Ask HN: Is there any point in getting an MBA as a SWE? - baron816
Had an animated discussion with a very young software engineer yesterday. He said he planned to go get an MBA in a few years so that he could get into management and eventually become a high level executive at a big tech company. I expressed skepticism that an MBA would be either necessary or helpful in that pursuit. Any high level engineering managers here know much about what an MBA gets you in tech?
======
CyberFonic
MBA courses are oriented towards the needs of large corporations. Thus large
tech companies do value MBAs, it becomes a case of being competent in two
areas instead of just one. That would lead to more opportunities for
promotions into the management tiers.

In startups and small companies, an MBA might be useful, but probably won't
lead to better job opportunities.

One of the less mentioned benefits of an MBA is the network that you establish
during the course.
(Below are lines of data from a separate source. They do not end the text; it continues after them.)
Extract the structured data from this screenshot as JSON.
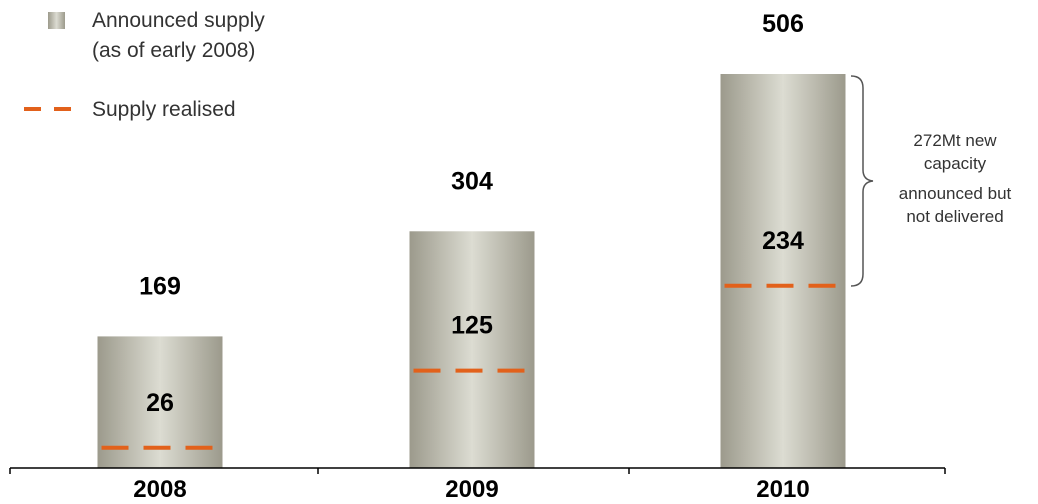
{
  "legend": {
    "announced_label_line1": "Announced supply",
    "announced_label_line2": "(as of early 2008)",
    "realised_label": "Supply realised"
  },
  "annotation": {
    "lines": [
      "272Mt new",
      "capacity",
      "announced but",
      "not delivered"
    ]
  },
  "colors": {
    "bar_dark": "#9c9a8c",
    "bar_light": "#dcdcd2",
    "realised_line": "#e2611b",
    "axis": "#000000",
    "text": "#000000",
    "annotation_text": "#333333"
  },
  "chart_data": {
    "type": "bar",
    "categories": [
      "2008",
      "2009",
      "2010"
    ],
    "series": [
      {
        "name": "Announced supply (as of early 2008)",
        "values": [
          169,
          304,
          506
        ]
      },
      {
        "name": "Supply realised",
        "values": [
          26,
          125,
          234
        ]
      }
    ],
    "legend_position": "top-left",
    "grid": false,
    "ylim": [
      0,
      530
    ],
    "annotation": "272Mt new capacity announced but not delivered"
  }
}
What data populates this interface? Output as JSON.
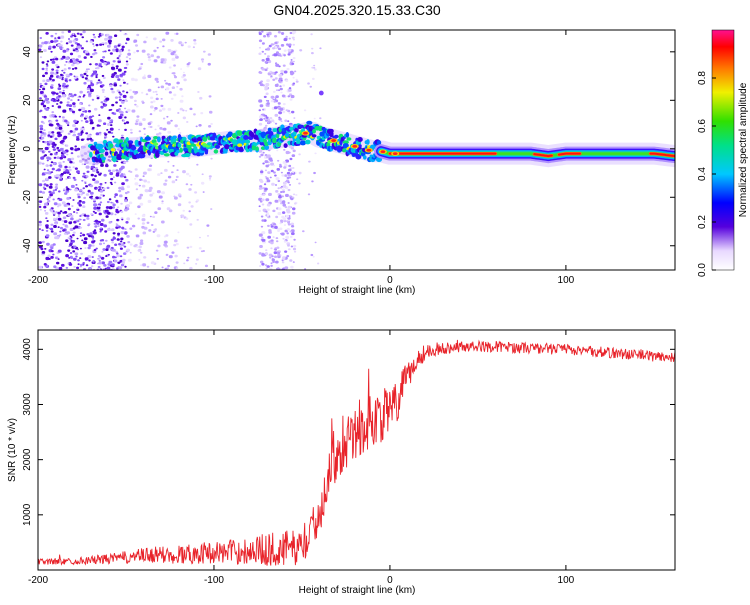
{
  "figure_title": "GN04.2025.320.15.33.C30",
  "colors": {
    "snr_line": "#e8232a",
    "spectrogram_base": "#5500dd",
    "axis": "#000000"
  },
  "chart_data": [
    {
      "type": "heatmap",
      "title": "GN04.2025.320.15.33.C30",
      "xlabel": "Height of straight line (km)",
      "ylabel": "Frequency (Hz)",
      "xlim": [
        -200,
        162
      ],
      "ylim": [
        -50,
        49
      ],
      "x_ticks": [
        "-200",
        "-100",
        "0",
        "100"
      ],
      "y_ticks": [
        "-40",
        "-20",
        "0",
        "20",
        "40"
      ],
      "grid": false,
      "colorbar": {
        "label": "Normalized spectral amplitude",
        "range": [
          0,
          1
        ],
        "ticks": [
          "0.0",
          "0.2",
          "0.4",
          "0.6",
          "0.8"
        ],
        "colormap": "rainbow"
      },
      "ridge": {
        "description": "frequency centroid of dominant signal vs height",
        "x": [
          -170,
          -150,
          -130,
          -110,
          -100,
          -90,
          -80,
          -70,
          -60,
          -50,
          -45,
          -40,
          -35,
          -30,
          -25,
          -20,
          -15,
          -10,
          -5,
          0,
          10,
          30,
          60,
          80,
          90,
          100,
          110,
          130,
          150,
          162
        ],
        "y": [
          -2,
          0,
          1,
          1,
          2,
          3,
          3,
          4,
          5,
          6,
          7,
          5,
          4,
          3,
          2,
          1,
          0,
          -1,
          -1,
          -2,
          -2,
          -2,
          -2,
          -2,
          -3,
          -2,
          -2,
          -2,
          -2,
          -3
        ]
      },
      "regions": [
        {
          "name": "noise band (wide scatter)",
          "x_range": [
            -200,
            -150
          ],
          "y_range": [
            -50,
            49
          ]
        },
        {
          "name": "noise band (sparse scatter)",
          "x_range": [
            -150,
            -100
          ],
          "y_range": [
            -50,
            49
          ]
        },
        {
          "name": "noise band (stripe)",
          "x_range": [
            -75,
            -55
          ],
          "y_range": [
            -50,
            49
          ]
        }
      ]
    },
    {
      "type": "line",
      "xlabel": "Height of straight line (km)",
      "ylabel": "SNR (10 * v/v)",
      "xlim": [
        -200,
        162
      ],
      "ylim": [
        0,
        4350
      ],
      "x_ticks": [
        "-200",
        "-100",
        "0",
        "100"
      ],
      "y_ticks": [
        "1000",
        "2000",
        "3000",
        "4000"
      ],
      "grid": false,
      "series": [
        {
          "name": "SNR",
          "envelope_x": [
            -200,
            -180,
            -160,
            -140,
            -120,
            -100,
            -90,
            -80,
            -70,
            -60,
            -50,
            -45,
            -40,
            -35,
            -30,
            -25,
            -20,
            -15,
            -10,
            -5,
            0,
            5,
            10,
            15,
            20,
            25,
            30,
            40,
            50,
            60,
            80,
            100,
            120,
            140,
            162
          ],
          "envelope_mean": [
            150,
            160,
            200,
            260,
            280,
            320,
            330,
            350,
            370,
            380,
            420,
            650,
            1100,
            1700,
            2200,
            2400,
            2500,
            2600,
            2700,
            2800,
            2850,
            3100,
            3500,
            3800,
            3950,
            4000,
            4020,
            4050,
            4050,
            4050,
            4020,
            4000,
            3950,
            3900,
            3850
          ],
          "noise_amplitude": [
            60,
            60,
            90,
            140,
            180,
            200,
            220,
            260,
            300,
            350,
            300,
            350,
            450,
            500,
            550,
            550,
            550,
            550,
            500,
            500,
            450,
            400,
            300,
            200,
            150,
            120,
            110,
            100,
            100,
            100,
            100,
            100,
            100,
            100,
            100
          ]
        }
      ]
    }
  ]
}
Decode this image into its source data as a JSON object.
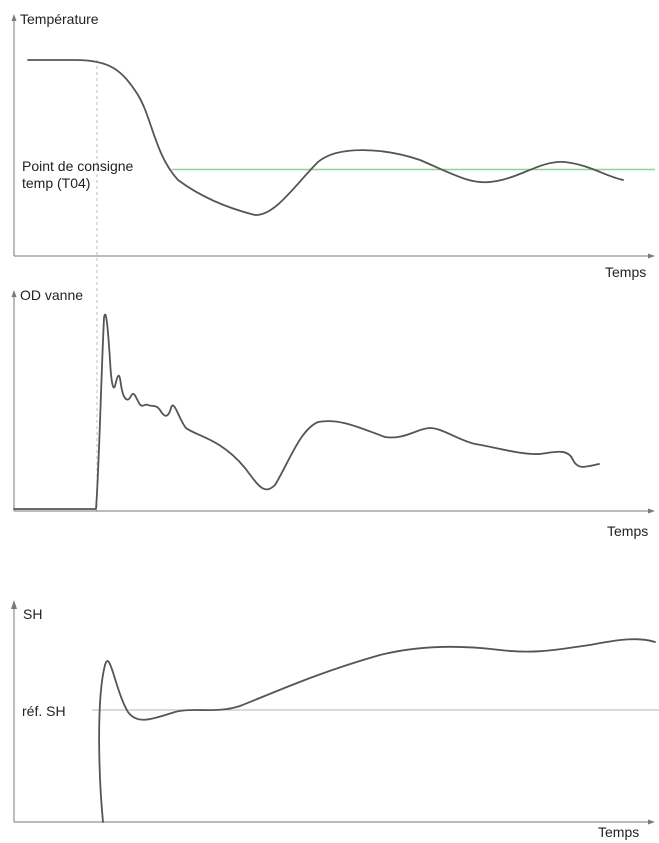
{
  "panels": {
    "temperature": {
      "title": "Température",
      "x_label": "Temps",
      "setpoint_label": "Point de consigne\ntemp (T04)"
    },
    "valve": {
      "title": "OD vanne",
      "x_label": "Temps"
    },
    "superheat": {
      "title": "SH",
      "reference_label": "réf. SH",
      "x_label": "Temps"
    }
  },
  "colors": {
    "axis": "#7a7a7a",
    "curve": "#555555",
    "setpoint_line": "#8fd48f",
    "reference_line": "#b5b5b5",
    "guide_line": "#bdbdbd",
    "text": "#222222"
  }
}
That could lead to job opportunities that you would
otherwise not discover.

To become a high level executive doesn't require an MBA, it requires a track
record of increasing profits and making sales. Being a good micro-manager
simply means that you stay stuck at the middle management levels.

------
rogerkirkness
It depends on the company. Amazon values MBAs highly enough that it would
probably we worth it if you wanted to work there in management. Most other
modern tech companies, probably not.